Frankfurter Professor of Law Alan M. Dershowitz, speaking at a protest organized by student gay rights activists Friday afternoon, called on his colleagues to file a lawsuit against the Pentagon to block military recruiters from forcing their way onto Harvard’s campus.
Just steps away from Langdell Library, where the rally took place, military recruiters wrapped up three weeks of interviews with Harvard Law School students at Griswold Hall.
For years, Harvard restricted Pentagon access because the military’s “don’t ask, don’t tell” policy toward gays violated the Law School’s nondiscrimination rules.

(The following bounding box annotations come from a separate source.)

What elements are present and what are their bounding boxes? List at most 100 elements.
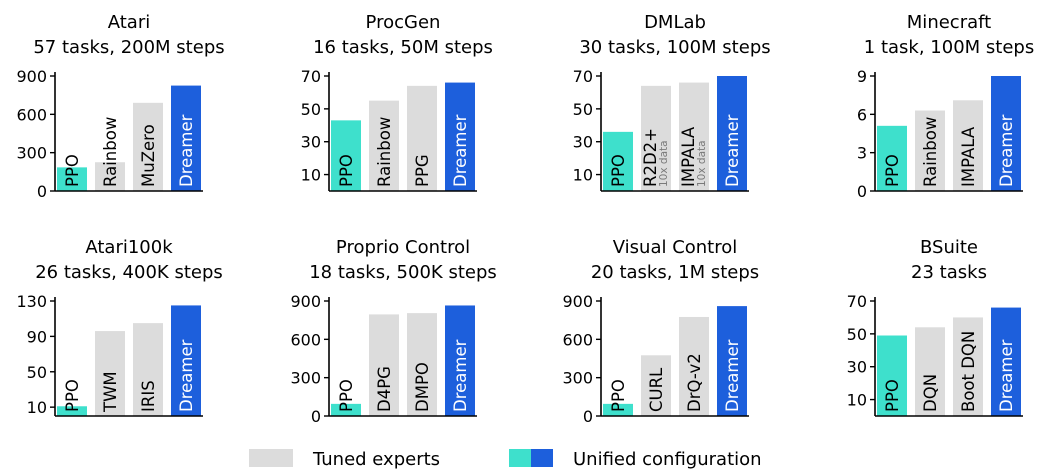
y-tick-label-procgen-50: 50 (301, 100, 321, 119)
bar-procgen-rainbow (369, 100, 399, 191)
y-tick-label-proprio-control-900: 900 (290, 292, 321, 311)
bar-visual-control-drq-v2 (679, 316, 709, 416)
bar-label-dmlab-ppo: PPO (609, 154, 628, 187)
bar-label-minecraft-ppo: PPO (883, 154, 902, 187)
bar-label-bsuite-dqn: DQN (921, 374, 940, 412)
bar-label-proprio-control-d4pg: D4PG (375, 366, 394, 412)
y-tick-label-bsuite-30: 30 (847, 358, 867, 377)
panel-subtitle-procgen: 16 tasks, 50M steps (313, 37, 493, 58)
bar-atari-dreamer (171, 85, 201, 191)
y-tick-label-bsuite-10: 10 (847, 391, 867, 410)
bar-label-bsuite-dreamer: Dreamer (997, 339, 1016, 412)
y-tick-label-atari-300: 300 (16, 144, 47, 163)
bar-label-visual-control-ppo: PPO (609, 379, 628, 412)
y-tick-label-dmlab-10: 10 (573, 166, 593, 185)
bar-label-dmlab-impala: IMPALA (679, 126, 698, 187)
panel-title-atari100k: Atari100k (85, 237, 173, 258)
bar-label-procgen-ppg: PPG (413, 154, 432, 187)
y-tick-label-proprio-control-300: 300 (290, 369, 321, 388)
y-tick-label-atari-600: 600 (16, 105, 47, 124)
panel-atari100k: Atari100k 26 tasks, 400K steps PPO TWM IRIS D… (16, 237, 222, 417)
panel-title-dmlab: DMLab (644, 12, 706, 33)
bar-label-proprio-control-dmpo: DMPO (413, 362, 432, 412)
bar-atari100k-iris (133, 323, 163, 416)
panel-title-visual-control: Visual Control (613, 237, 738, 258)
y-tick-label-visual-control-0: 0 (583, 407, 593, 426)
panel-subtitle-dmlab: 30 tasks, 100M steps (579, 37, 770, 58)
bar-minecraft-rainbow (915, 110, 945, 191)
y-tick-label-atari100k-90: 90 (27, 327, 47, 346)
bar-label-visual-control-dreamer: Dreamer (723, 339, 742, 412)
panel-subtitle-minecraft: 1 task, 100M steps (864, 37, 1034, 58)
bar-label-procgen-rainbow: Rainbow (375, 117, 394, 187)
bar-label-atari-rainbow: Rainbow (101, 117, 120, 187)
y-tick-label-visual-control-600: 600 (562, 330, 593, 349)
bar-procgen-dreamer (445, 82, 475, 191)
legend: Tuned experts Unified configuration (249, 449, 762, 470)
bar-label-minecraft-rainbow: Rainbow (921, 117, 940, 187)
panel-visual-control: Visual Control 20 tasks, 1M steps PPO CURL D… (562, 237, 759, 426)
bar-bsuite-dreamer (991, 307, 1021, 416)
bar-label-atari100k-iris: IRIS (139, 380, 158, 412)
y-tick-label-visual-control-300: 300 (562, 369, 593, 388)
panel-subtitle-bsuite: 23 tasks (911, 262, 987, 283)
bar-label-visual-control-drq-v2: DrQ-v2 (685, 353, 704, 412)
panel-title-minecraft: Minecraft (907, 12, 991, 33)
bar-label-atari-ppo: PPO (63, 154, 82, 187)
panel-title-procgen: ProcGen (366, 12, 441, 33)
bar-label-dmlab-r2d2: R2D2+ (641, 128, 660, 187)
y-tick-label-atari100k-130: 130 (16, 292, 47, 311)
bar-atari-rainbow (95, 162, 125, 191)
legend-swatch-unified-dreamer (531, 449, 553, 467)
bar-label-bsuite-ppo: PPO (883, 379, 902, 412)
bar-proprio-control-dmpo (407, 313, 437, 416)
y-tick-label-visual-control-900: 900 (562, 292, 593, 311)
y-tick-label-procgen-10: 10 (301, 166, 321, 185)
bar-label-dmlab-dreamer: Dreamer (723, 114, 742, 187)
chart-panels: Atari 57 tasks, 200M steps PPO Rainbow MuZer… (16, 12, 1034, 426)
panel-subtitle-atari: 57 tasks, 200M steps (33, 37, 224, 58)
panel-subtitle-proprio-control: 18 tasks, 500K steps (309, 262, 497, 283)
y-tick-label-dmlab-70: 70 (573, 67, 593, 86)
bar-minecraft-ppo (877, 125, 907, 191)
bar-dmlab-dreamer (717, 76, 747, 191)
bar-note-dmlab-r2d2: 10x data (658, 140, 670, 187)
bar-label-procgen-ppo: PPO (337, 154, 356, 187)
y-tick-label-procgen-70: 70 (301, 67, 321, 86)
bar-minecraft-dreamer (991, 76, 1021, 191)
bar-bsuite-boot-dqn (953, 317, 983, 416)
bar-atari-muzero (133, 102, 163, 191)
legend-label-tuned-experts: Tuned experts (312, 449, 440, 470)
bar-dmlab-r2d2 (641, 85, 671, 191)
y-tick-label-minecraft-0: 0 (857, 182, 867, 201)
y-tick-label-bsuite-70: 70 (847, 292, 867, 311)
bar-atari100k-twm (95, 331, 125, 416)
panel-atari: Atari 57 tasks, 200M steps PPO Rainbow MuZer… (16, 12, 224, 201)
bar-dmlab-ppo (603, 131, 633, 191)
y-tick-label-proprio-control-600: 600 (290, 330, 321, 349)
bar-minecraft-impala (953, 100, 983, 191)
panel-subtitle-visual-control: 20 tasks, 1M steps (591, 262, 759, 283)
bar-note-dmlab-impala: 10x data (696, 140, 708, 187)
bar-atari100k-dreamer (171, 305, 201, 416)
y-tick-label-bsuite-50: 50 (847, 325, 867, 344)
bar-atari100k-ppo (57, 406, 87, 416)
panel-procgen: ProcGen 16 tasks, 50M steps PPO Rainbow PPG D… (301, 12, 493, 192)
bar-label-atari100k-ppo: PPO (63, 379, 82, 412)
bar-label-proprio-control-ppo: PPO (337, 379, 356, 412)
panel-title-bsuite: BSuite (920, 237, 978, 258)
bar-label-proprio-control-dreamer: Dreamer (451, 339, 470, 412)
bar-label-visual-control-curl: CURL (647, 367, 666, 412)
bar-procgen-ppg (407, 85, 437, 191)
bar-label-atari100k-dreamer: Dreamer (177, 339, 196, 412)
bar-proprio-control-d4pg (369, 314, 399, 416)
panel-subtitle-atari100k: 26 tasks, 400K steps (35, 262, 223, 283)
y-tick-label-minecraft-6: 6 (857, 105, 867, 124)
bar-label-minecraft-impala: IMPALA (959, 126, 978, 187)
y-tick-label-atari100k-50: 50 (27, 363, 47, 382)
bar-visual-control-curl (641, 355, 671, 416)
y-tick-label-minecraft-3: 3 (857, 144, 867, 163)
y-tick-label-atari-0: 0 (37, 182, 47, 201)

Speakers at the rally assailed the Solomon Amendment, which was signed into law by President Clinton in 1996 and empowers the Pentagon to cut off federal funding for universities that restrict military recruiters’ access to students. Faced with a Pentagon threat to block hundreds of millions of dollars in funding to Harvard, the Law School backed down from its policy in 2002.
Friday’s rally came less than a week after both houses of Congress passed legislation strengthening the provisions of the Solomon Amendment.

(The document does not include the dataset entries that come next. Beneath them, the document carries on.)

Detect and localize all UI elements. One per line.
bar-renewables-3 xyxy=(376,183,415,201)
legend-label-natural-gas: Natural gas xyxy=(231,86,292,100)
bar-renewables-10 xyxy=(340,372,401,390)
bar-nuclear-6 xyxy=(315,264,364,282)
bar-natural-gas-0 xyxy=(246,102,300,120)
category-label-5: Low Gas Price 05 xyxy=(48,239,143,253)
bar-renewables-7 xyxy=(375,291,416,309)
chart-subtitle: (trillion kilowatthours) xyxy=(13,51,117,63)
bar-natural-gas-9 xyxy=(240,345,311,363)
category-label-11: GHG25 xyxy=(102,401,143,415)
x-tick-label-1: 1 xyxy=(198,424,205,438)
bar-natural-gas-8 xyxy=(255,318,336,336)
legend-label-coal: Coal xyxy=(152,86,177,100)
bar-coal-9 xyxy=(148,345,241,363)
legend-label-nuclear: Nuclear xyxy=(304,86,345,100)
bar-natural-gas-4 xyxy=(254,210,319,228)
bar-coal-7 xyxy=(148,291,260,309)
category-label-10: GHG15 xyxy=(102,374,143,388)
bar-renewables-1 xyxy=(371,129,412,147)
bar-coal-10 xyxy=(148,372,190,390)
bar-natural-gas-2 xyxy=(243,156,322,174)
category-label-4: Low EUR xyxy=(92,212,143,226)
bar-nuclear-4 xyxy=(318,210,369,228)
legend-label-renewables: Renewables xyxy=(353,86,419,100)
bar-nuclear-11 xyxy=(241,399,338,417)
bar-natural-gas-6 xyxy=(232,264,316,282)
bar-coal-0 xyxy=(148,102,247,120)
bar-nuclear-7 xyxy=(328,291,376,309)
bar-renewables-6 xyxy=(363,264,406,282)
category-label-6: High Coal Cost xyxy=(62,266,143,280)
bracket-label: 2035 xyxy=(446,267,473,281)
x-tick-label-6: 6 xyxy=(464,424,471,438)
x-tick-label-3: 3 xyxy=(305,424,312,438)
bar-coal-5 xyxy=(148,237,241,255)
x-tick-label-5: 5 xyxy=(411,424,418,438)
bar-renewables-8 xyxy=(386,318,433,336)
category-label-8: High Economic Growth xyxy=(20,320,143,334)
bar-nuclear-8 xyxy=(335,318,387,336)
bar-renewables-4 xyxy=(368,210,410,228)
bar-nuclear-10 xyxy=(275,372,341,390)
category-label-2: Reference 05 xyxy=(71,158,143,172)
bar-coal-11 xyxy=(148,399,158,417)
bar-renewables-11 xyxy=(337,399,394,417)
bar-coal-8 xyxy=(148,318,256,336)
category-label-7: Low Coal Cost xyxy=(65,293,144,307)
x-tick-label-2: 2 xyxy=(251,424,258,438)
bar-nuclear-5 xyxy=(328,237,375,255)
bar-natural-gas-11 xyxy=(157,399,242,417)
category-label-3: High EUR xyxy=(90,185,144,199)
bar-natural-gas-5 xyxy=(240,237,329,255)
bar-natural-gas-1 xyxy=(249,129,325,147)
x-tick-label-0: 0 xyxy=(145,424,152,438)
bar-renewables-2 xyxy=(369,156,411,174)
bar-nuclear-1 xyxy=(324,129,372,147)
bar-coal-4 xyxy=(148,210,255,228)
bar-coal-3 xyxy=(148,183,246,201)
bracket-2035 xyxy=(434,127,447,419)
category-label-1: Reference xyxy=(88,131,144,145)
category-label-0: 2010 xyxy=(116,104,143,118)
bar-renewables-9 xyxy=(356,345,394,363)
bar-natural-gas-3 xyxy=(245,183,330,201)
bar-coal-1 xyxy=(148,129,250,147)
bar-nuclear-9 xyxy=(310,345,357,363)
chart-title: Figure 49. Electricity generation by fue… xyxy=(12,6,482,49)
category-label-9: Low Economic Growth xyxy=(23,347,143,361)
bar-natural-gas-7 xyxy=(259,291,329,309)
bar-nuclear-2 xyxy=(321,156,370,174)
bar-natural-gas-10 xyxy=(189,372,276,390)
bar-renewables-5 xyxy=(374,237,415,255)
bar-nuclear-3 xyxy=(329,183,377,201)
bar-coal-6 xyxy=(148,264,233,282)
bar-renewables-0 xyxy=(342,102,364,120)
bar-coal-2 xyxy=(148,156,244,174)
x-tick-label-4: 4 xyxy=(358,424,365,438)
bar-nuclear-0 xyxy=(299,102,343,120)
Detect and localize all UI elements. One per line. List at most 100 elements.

Congressional sponsors of the new measure—which also mandates that schools receiving funds honor Pentagon requests to establish Reserve
Officer Training Corps (ROTC) facilities on campus—said the legislation was specifically targeted at Harvard, which banished ROTC from campus 35 years ago.
The measure is attached to the Defense Authorization Act, a $446 billion spending package that President Bush is all but certain to sign into law in the coming weeks.
When the House debated the measure in March, Rep. Christopher Cox, R-Calif., a former member of the Harvard Business School faculty and co-sponsor of the bill, said the legislation “squarely addresses the scandal of Harvard University and other schools banishing ROTC and military recruiters from campus, while cashing Uncle Sam’s checks for billions of taxpayer dollars each year.”
Kevin Casey, Harvard’s senior director of federal and state relations, said this spring that the military has not requested permission to set up a ROTC station on campus. Harvard students currently attend ROTC at MIT, along with students from several area colleges.
Casey wrote in an e-mail last night that the University is already in compliance with the standards set by last week’s Congressional bill, and “the legislation does not require any further action by Harvard.”
When the Faculty of Arts and Sciences voted to send ROTC packing in 1969, professors railed against the military’s handling of the Vietnam War. Today, the fight over military recruiting on campus centers on the armed forces’ controversial “don’t ask, don’t tell” policy, which requires the discharge of openly gay and lesbian service members.
“The government shouldn’t use the power of the purse strings to force educational institutions to renounce their most foundational principles,” Dean Elena Kagan told protesters Friday.
Kagan was one of 54 Harvard Law School faculty members who signed a friend-of-the-court brief in January backing the Forum for Academic and Institutional Rights (FAIR), a nationwide network of 20 law schools suing Defense Secretary Donald H. Rumsfeld and five other Bush cabinet members to halt enforcement of the Solomon Amendment.
Last October, a majority of the Law School faculty signed a letter urging University President Lawrence H. Summers to “join or initiate” litigation challenging the Pentagon policy. Dershowitz and others had also called for such a lawsuit at a rally in October 2002.
The professors’ brief argued that the school had been in compliance with the Solomon Amendment even prior to Harvard’s 2002 decision to waive its nondiscrimination policy for military recruiters. Before then, the Harvard Law School Veterans Association organized meetings between students and Pentagon officials, but the school’s Office of Career Services (OCS) played no part in the process.
The legislation passed last Saturday seems designed as a response to the Harvard professors’ January brief.
The brief noted that the original wording of the Solomon Amendment only barred funding to schools that “prohibit” or “in effect prevent” military recruitment on campus. The professors argued that the law did not require Harvard to actively assist recruitment by giving the Pentagon access to OCS resources.
But Professor of Law Janet Halley, who signed the brief, said at the rally Friday that the pre-2002 arrangement, even if permitted by the Solomon Amendment, was morally unjustifiable. She said Harvard’s practice of accommodating the military through the Veterans Association had reduced the school’s nondiscrimination policy to “transcendental nonsense.”
Under the new legislation, military recruiters can demand access to students “at least equal in quality and scope” to that which schools provide other employers.
Asked if the legislation will impact the FAIR suit, Bloomberg Professor of Law Martha L. Minow—who spearheaded the filing of the friend-of-the-court brief—said that Harvard faculty “are studying the effect of the recently adopted law and inquiring about the Defense Department’s interpretation of it, so...it is too early to answer.”